I photograph modern ruins because I find it disturbing to find familiar objects and technology to be abandoned. I'm reminded that nothing is permanent, that everything is always in a state of transition. And we see ourselves in our own transitions, sometimes too focused on where we're going to notice and appreciate where we are.Or, where we've been
--Phillip Buehler
Modern Ruins is the site of photographer Phillip Buehler. I share his fascination with old tech left to rot, with the elephant's graveyards of progress. If you went to the 1964 New York World's Fair (as Buehler had as a kid), you'll find its old and current state portrayed here. Ditto, Ellis Island, Coney Island, old NASA launch sites, factories, aircraft graveyards etc.
Any fans of James Burke's Connections series (The original 10-parter is the ONLY one to watch) will remember the episode Countdown. As a prologue to the next and final episode, it ends with a poignant tour of the old Apollo launch site. Besides the then uncommon use of Carmina Burina as a sound bed (it was made in 1978), the writer walks through all the blow-torched and scrapped gantrys and left overs from that prodigious, exciting time as he asks an interesting question.
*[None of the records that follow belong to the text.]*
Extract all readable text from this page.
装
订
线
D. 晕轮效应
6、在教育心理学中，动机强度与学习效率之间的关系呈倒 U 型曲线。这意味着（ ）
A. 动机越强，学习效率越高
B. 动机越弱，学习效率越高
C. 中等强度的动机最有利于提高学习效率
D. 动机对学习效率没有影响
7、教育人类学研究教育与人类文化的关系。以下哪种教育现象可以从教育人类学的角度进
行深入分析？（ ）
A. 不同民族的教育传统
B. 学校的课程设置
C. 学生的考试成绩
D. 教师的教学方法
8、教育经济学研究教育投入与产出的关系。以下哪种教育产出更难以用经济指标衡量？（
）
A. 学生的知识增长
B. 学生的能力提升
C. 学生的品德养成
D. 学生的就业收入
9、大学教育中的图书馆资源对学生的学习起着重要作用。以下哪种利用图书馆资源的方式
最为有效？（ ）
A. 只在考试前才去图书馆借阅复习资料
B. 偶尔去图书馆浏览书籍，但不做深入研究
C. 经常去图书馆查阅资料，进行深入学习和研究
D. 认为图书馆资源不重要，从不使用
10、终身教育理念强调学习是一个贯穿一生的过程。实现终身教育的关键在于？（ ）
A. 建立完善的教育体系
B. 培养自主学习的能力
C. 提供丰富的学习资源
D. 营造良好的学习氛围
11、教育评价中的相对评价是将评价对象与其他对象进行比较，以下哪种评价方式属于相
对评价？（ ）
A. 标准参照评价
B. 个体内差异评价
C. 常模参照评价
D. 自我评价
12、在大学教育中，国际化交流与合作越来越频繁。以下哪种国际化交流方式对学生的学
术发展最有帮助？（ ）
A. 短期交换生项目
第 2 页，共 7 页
To paraphrase, Once the excitement of new ventures like the space program--or any venture, for that matter--winds down, what happens to the knowledge and lessons of what we've passed through and achieved?
I loved that question when I heard it as a 16-year old and it's been a driver for me ever since. Does a culture and a system where obsolescence is accelerated by a stuctural, economic neccessity for "new and improved" leave us with a gap in our cultural memory? Does this willful gap cause us to miss ideas and opportunities that are latent or right under our nose? Do we get unnecessarily spooked into reactive and possibly destrucutive gestures when the "old" is presented as new and threatening? Perhaps the cult of the new ignores the contributions of the past, to all our detriment.
Imagine the foreshortened way we regard events today. The Walmart question, discussed elsewhere on this site, seems for many a New problem. Yet, anyone with a historical memory recalls a collossus like once-great Sears dwarfing it's next 5 competitiors combined. Or an A&P, similarly huge and scary, now an also ran. Or, take the challenges of war or political candidacies: each event or individual tracks remarkably with situations or people of the past, yet we're shocked, shocked when we "find there's gambling going on here."
Things like media coverage of Iraq or Michael Jackson or Laci Peterson or Elizabeth Smart cause seemingly well-informed people to shake their heads and lament the decline of culure or modern media. The only problem is, this conclusion ignores the fact of say, Julius and Ethel Rosenberg, or The Lindbergh Trial, or the Donner Party or whatever. The latter, about national security, kidnapping and death of an infant, and mass cannibalism and family tragedy were media supernova of their time. Papers couldn't print updates fast enough and people could speak of nothing else. Speculation and presumptions of guilt or innocence ran rampant. People spoke out of the top of their hats just to be saying something. Jibber-jabber. Just like, oh, I dunno NYT, ABC, CNN, MSNBC, Fox, Rush/Talk-Radio et al do today.
Non-warranteed certitude is not a new product. That's just the way people are. Stories, archetypal stories, engage the mind like no other. Their mythical character and plot make them appeal to huge segments of people, but their conclusions and lessons can vary wildly in some cases because each is treated as a new lesson, not a repeat and an enhancement. And in this kind of a-historical context, we struggle wildy for meaning and understanding.
The result?
"I abolutely, positively have an opinion on this, that or the other. Just don't ask me 'why'"?As Phillip sagely notes above, we're sometimes too focused on where we're going to notice and appreciate where we are. Indeed. Or, how we got here.